There are a lot of international tourists who want to experience Japanese traditional clothing.

Because kabuki costumes and makeup are particularly unwieldy, rent a private room and hire a costume or makeup artist. This luxurious experience will leave your guest with a very special memory.

It will also further their appreciation of kabuki. Having experienced just how heavy and unwieldy the costumes are, they will be impressed by the elegant ease with which the actors glide across the stage.

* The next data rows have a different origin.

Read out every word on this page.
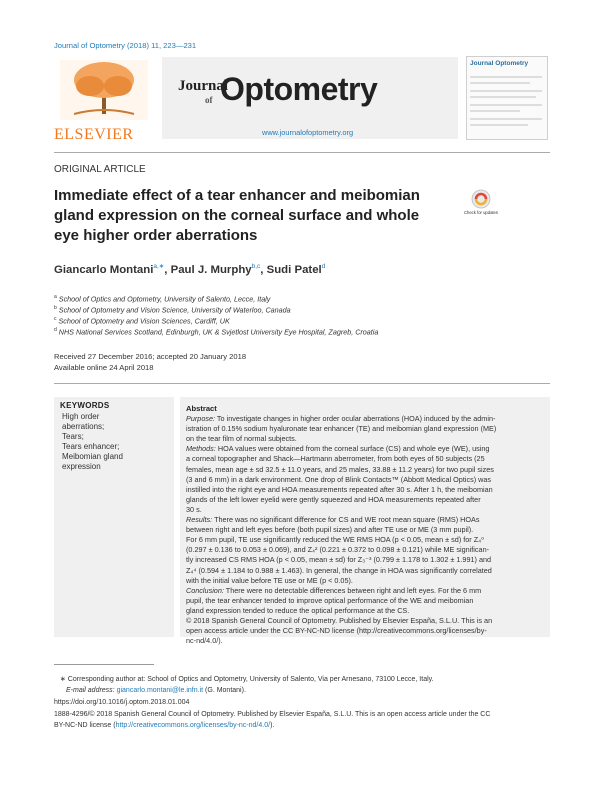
Journal of Optometry (2018) 11, 223—231
ELSEVIER
Journal
of Optometry
www.journalofoptometry.org
Journal Optometry
ORIGINAL ARTICLE
Immediate effect of a tear enhancer and meibomian gland expression on the corneal surface and whole eye higher order aberrations
Check for updates
Giancarlo Montani$^{a,∗}$, Paul J. Murphy$^{b,c}$, Sudi Patel$^d$
$^a$ School of Optics and Optometry, University of Salento, Lecce, Italy
$^b$ School of Optometry and Vision Science, University of Waterloo, Canada
$^c$ School of Optometry and Vision Sciences, Cardiff, UK
$^d$ NHS National Services Scotland, Edinburgh, UK & Svjetlost University Eye Hospital, Zagreb, Croatia
Received 27 December 2016; accepted 20 January 2018
Available online 24 April 2018
KEYWORDS
High order
aberrations;
Tears;
Tears enhancer;
Meibomian gland
expression
Abstract
Purpose: To investigate changes in higher order ocular aberrations (HOA) induced by the admin-
istration of 0.15% sodium hyaluronate tear enhancer (TE) and meibomian gland expression (ME)
on the tear film of normal subjects.
Methods: HOA values were obtained from the corneal surface (CS) and whole eye (WE), using
a corneal topographer and Shack—Hartmann aberrometer, from both eyes of 50 subjects (25
females, mean age ± sd 32.5 ± 11.0 years, and 25 males, 33.88 ± 11.2 years) for two pupil sizes
(3 and 6 mm) in a dark environment. One drop of Blink Contacts™ (Abbott Medical Optics) was
instilled into the right eye and HOA measurements repeated after 30 s. After 1 h, the meibomian
glands of the left lower eyelid were gently squeezed and HOA measurements repeated after
30 s.
Results: There was no significant difference for CS and WE root mean square (RMS) HOAs
between right and left eyes before (both pupil sizes) and after TE use or ME (3 mm pupil).
For 6 mm pupil, TE use significantly reduced the WE RMS HOA (p < 0.05, mean ± sd) for Z₄⁰
(0.297 ± 0.136 to 0.053 ± 0.069), and Z₄² (0.221 ± 0.372 to 0.098 ± 0.121) while ME significan-
tly increased CS RMS HOA (p < 0.05, mean ± sd) for Z₃⁻³ (0.799 ± 1.178 to 1.302 ± 1.991) and
Z₄⁴ (0.594 ± 1.184 to 0.988 ± 1.463). In general, the change in HOA was significantly correlated
with the initial value before TE use or ME (p < 0.05).
Conclusion: There were no detectable differences between right and left eyes. For the 6 mm
pupil, the tear enhancer tended to improve optical performance of the WE and meibomian
gland expression tended to reduce the optical performance at the CS.
© 2018 Spanish General Council of Optometry. Published by Elsevier España, S.L.U. This is an
open access article under the CC BY-NC-ND license (http://creativecommons.org/licenses/by-
nc-nd/4.0/).
∗ Corresponding author at: School of Optics and Optometry, University of Salento, Via per Arnesano, 73100 Lecce, Italy.
E-mail address: giancarlo.montani@le.infn.it (G. Montani).
https://doi.org/10.1016/j.optom.2018.01.004
1888-4296/© 2018 Spanish General Council of Optometry. Published by Elsevier España, S.L.U. This is an open access article under the CC
BY-NC-ND license (http://creativecommons.org/licenses/by-nc-nd/4.0/).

Make Sure to Take Pictures

Whatever people say, the visual impact of kabuki is its most striking element, so don’t forget to take lots of photos

Your guests will want photos with the performers, and if you do take them to experience the costumes and makeup themselves, they will appreciate if you take lots of photos for them.

Surely, when they look back on those pictures, they will remember their exciting experiences in Japan, as well as the gracious hospitality they received.


The popular and respected art of kabuki is now not just available in Japan, as there are performances held overseas and across the world.

However, visitors to Japan will want to enjoy the atmosphere of the authentic experience.

For the important customers with whom you want to build a long-lasting relationship, the audacious and delicate performances of kabuki actors, and the experience of trying on the costumes and makeup themselves, will leave them with lasting memories.

The time you spend enjoying kabuki will be remembered as a precious time by both you and your guests.